The St. Nicholas’ Day in Netherlands

Did you know that the night of December 5th is one of the most important throughout the year for Dutch children?

Yes, that’s right, this is the time when Sinterklaas (St. Nicholas) brings them their presents!

Maybe you are familiar with Santa Claus but not with St.Nicolas. However, St. Nicolas is actually Santa’s original ancestor. He was a 3rd-century bishop who was famous for his generosity and good deeds. Since his death, stories about his miracles started to spread around Western Europe. He became known in history as a patron saint for sailors and children. Despite him being a Catholic saint, Dutch people of all ages and beliefs celebrate him, without any real religious connotations. The feast of St. Nicholas has been celebrated for at least 700 years in the Netherlands It is popular also in Belgium and Germany where it is celebrated on December 6th.

How do we celebrate it?

In mid-November St. Nicholas and his helpers – Pieten, arrive in the Netherlands by boat from their home in Spain. They bring presents and special treats for the children that behaved well during the year. Wearing traditional red bishop’s robe, Sinterklaas rides into towns and villages on a white horse. He rides across rooftops at night, listening through chimneys for good children. On the night that Sinterklaas arrives at their town, children leave a shoe out by the fireplace or a windowsill and sing Sinterklaas songs. They believe that if they leave hay or carrots in their shoes for his horse, some sweets or small presents will be left in return.

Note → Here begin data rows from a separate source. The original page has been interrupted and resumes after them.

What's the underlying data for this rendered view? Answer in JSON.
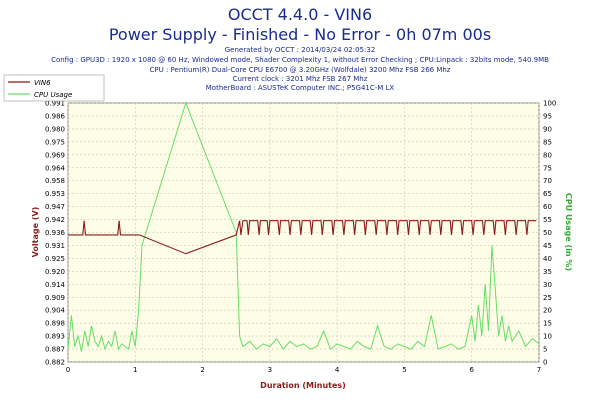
{
  "header": {
    "title": "OCCT 4.4.0 - VIN6",
    "subtitle": "Power Supply - Finished - No Error - 0h 07m 00s",
    "generated": "Generated by OCCT : 2014/03/24 02:05:32",
    "config": "Config : GPU3D : 1920 x 1080 @ 60 Hz, Windowed mode, Shader Complexity 1, without Error Checking ; CPU:Linpack : 32bits mode, 540.9MB",
    "cpu": "CPU : Pentium(R) Dual-Core CPU E6700 @ 3.20GHz (Wolfdale) 3200 Mhz FSB 266 Mhz",
    "clock": "Current clock : 3201 Mhz FSB 267 Mhz",
    "motherboard": "MotherBoard : ASUSTeK Computer INC.; P5G41C-M LX"
  },
  "colors": {
    "vin6": "#8b1a1a",
    "cpu": "#66dd66",
    "plot_bg": "#fefde8",
    "grid": "#c8c8a8",
    "title": "#1a2b8c"
  },
  "chart_data": {
    "type": "line",
    "xlabel": "Duration (Minutes)",
    "ylabel_left": "Voltage (V)",
    "ylabel_right": "CPU Usage (in %)",
    "xlim": [
      0,
      7
    ],
    "ylim_left": [
      0.882,
      0.992
    ],
    "ylim_right": [
      0,
      100
    ],
    "x_ticks": [
      "0",
      "1",
      "2",
      "3",
      "4",
      "5",
      "6",
      "7"
    ],
    "y_ticks_left": [
      "0.882",
      "0.887",
      "0.893",
      "0.898",
      "0.904",
      "0.909",
      "0.914",
      "0.920",
      "0.925",
      "0.931",
      "0.936",
      "0.942",
      "0.947",
      "0.953",
      "0.958",
      "0.964",
      "0.969",
      "0.975",
      "0.980",
      "0.986",
      "0.991"
    ],
    "y_ticks_right": [
      "0",
      "5",
      "10",
      "15",
      "20",
      "25",
      "30",
      "35",
      "40",
      "45",
      "50",
      "55",
      "60",
      "65",
      "70",
      "75",
      "80",
      "85",
      "90",
      "95",
      "100"
    ],
    "grid": true,
    "legend_position": "top-left",
    "series": [
      {
        "name": "VIN6",
        "axis": "left",
        "x": [
          0,
          0.22,
          0.24,
          0.26,
          0.74,
          0.76,
          0.78,
          1.06,
          1.75,
          2.5,
          2.55,
          2.57,
          2.6,
          2.66,
          2.68,
          2.7,
          2.82,
          2.84,
          2.86,
          2.96,
          2.98,
          3.0,
          3.12,
          3.14,
          3.16,
          3.28,
          3.3,
          3.32,
          3.44,
          3.46,
          3.48,
          3.6,
          3.62,
          3.64,
          3.76,
          3.78,
          3.8,
          3.92,
          3.94,
          3.96,
          4.08,
          4.1,
          4.12,
          4.24,
          4.26,
          4.28,
          4.4,
          4.42,
          4.44,
          4.56,
          4.58,
          4.6,
          4.72,
          4.74,
          4.76,
          4.88,
          4.9,
          4.92,
          5.04,
          5.06,
          5.08,
          5.2,
          5.22,
          5.24,
          5.36,
          5.38,
          5.4,
          5.52,
          5.54,
          5.56,
          5.68,
          5.7,
          5.72,
          5.84,
          5.86,
          5.88,
          6.0,
          6.02,
          6.04,
          6.16,
          6.18,
          6.2,
          6.32,
          6.34,
          6.36,
          6.48,
          6.5,
          6.52,
          6.64,
          6.66,
          6.68,
          6.8,
          6.82,
          6.84,
          6.96
        ],
        "y": [
          0.936,
          0.936,
          0.942,
          0.936,
          0.936,
          0.942,
          0.936,
          0.936,
          0.928,
          0.936,
          0.942,
          0.936,
          0.942,
          0.942,
          0.936,
          0.942,
          0.942,
          0.936,
          0.942,
          0.942,
          0.936,
          0.942,
          0.942,
          0.936,
          0.942,
          0.942,
          0.936,
          0.942,
          0.942,
          0.936,
          0.942,
          0.942,
          0.936,
          0.942,
          0.942,
          0.936,
          0.942,
          0.942,
          0.936,
          0.942,
          0.942,
          0.936,
          0.942,
          0.942,
          0.936,
          0.942,
          0.942,
          0.936,
          0.942,
          0.942,
          0.936,
          0.942,
          0.942,
          0.936,
          0.942,
          0.942,
          0.936,
          0.942,
          0.942,
          0.936,
          0.942,
          0.942,
          0.936,
          0.942,
          0.942,
          0.936,
          0.942,
          0.942,
          0.936,
          0.942,
          0.942,
          0.936,
          0.942,
          0.942,
          0.936,
          0.942,
          0.942,
          0.936,
          0.942,
          0.942,
          0.936,
          0.942,
          0.942,
          0.936,
          0.942,
          0.942,
          0.936,
          0.942,
          0.942,
          0.936,
          0.942,
          0.942,
          0.936,
          0.942,
          0.942
        ]
      },
      {
        "name": "CPU Usage",
        "axis": "right",
        "x": [
          0,
          0.05,
          0.1,
          0.15,
          0.2,
          0.25,
          0.3,
          0.35,
          0.4,
          0.45,
          0.5,
          0.55,
          0.6,
          0.65,
          0.7,
          0.75,
          0.8,
          0.85,
          0.9,
          0.95,
          1.0,
          1.05,
          1.1,
          1.75,
          2.5,
          2.55,
          2.6,
          2.7,
          2.8,
          2.9,
          3.0,
          3.1,
          3.2,
          3.3,
          3.4,
          3.5,
          3.6,
          3.7,
          3.8,
          3.9,
          4.0,
          4.1,
          4.2,
          4.3,
          4.4,
          4.5,
          4.6,
          4.7,
          4.8,
          4.9,
          5.0,
          5.1,
          5.2,
          5.3,
          5.4,
          5.5,
          5.6,
          5.7,
          5.8,
          5.9,
          6.0,
          6.05,
          6.1,
          6.15,
          6.2,
          6.25,
          6.3,
          6.35,
          6.4,
          6.45,
          6.5,
          6.55,
          6.6,
          6.7,
          6.8,
          6.9,
          7.0
        ],
        "y": [
          5,
          18,
          6,
          10,
          4,
          12,
          6,
          14,
          8,
          6,
          10,
          5,
          8,
          6,
          12,
          5,
          7,
          6,
          5,
          12,
          6,
          20,
          45,
          100,
          50,
          10,
          6,
          8,
          5,
          7,
          6,
          9,
          5,
          8,
          6,
          7,
          5,
          6,
          12,
          5,
          7,
          6,
          5,
          8,
          6,
          5,
          14,
          6,
          5,
          7,
          6,
          5,
          8,
          6,
          18,
          5,
          6,
          7,
          5,
          6,
          18,
          8,
          22,
          10,
          30,
          12,
          45,
          28,
          10,
          18,
          8,
          14,
          8,
          12,
          6,
          9,
          7
        ]
      }
    ]
  }
}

Sinterklaasavond, the night of December 5th, is usually celebrated with family and friends. The whole feast is about giving. The fun is in trying to surprise people with a small gift accompanied by jokes and funny poems about the gift’s recipient. Usually, treasure hunt games are played with riddles giving clues to children on how to find their present.

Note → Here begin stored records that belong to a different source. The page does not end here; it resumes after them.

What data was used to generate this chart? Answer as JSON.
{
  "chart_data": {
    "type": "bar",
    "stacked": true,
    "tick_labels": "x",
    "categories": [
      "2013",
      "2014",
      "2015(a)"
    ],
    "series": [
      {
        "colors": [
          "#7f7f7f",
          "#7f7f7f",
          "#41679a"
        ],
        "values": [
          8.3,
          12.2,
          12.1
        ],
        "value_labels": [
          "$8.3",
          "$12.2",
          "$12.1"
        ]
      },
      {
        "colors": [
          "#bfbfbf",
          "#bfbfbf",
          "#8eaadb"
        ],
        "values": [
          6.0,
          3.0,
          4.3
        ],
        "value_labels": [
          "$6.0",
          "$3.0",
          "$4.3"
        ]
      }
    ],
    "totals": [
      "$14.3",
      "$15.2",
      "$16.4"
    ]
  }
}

Food is, of course, a very important part of the celebration. Traditional recipes are speculaas (spiced cookies), kruidnoten (mini spiced cookies, also called ginger nuts), pepernoten (mini ginger biscuits),taai-taai (chewy aniseed biscuits), almond filled pasteries, chocolate letters – “banketletter”, and duivekater (a festive sweet bread). Mulled wine, called bischopswijn, is also enjoyed.


We hope that all of you will have many beautiful moments during the December festive season!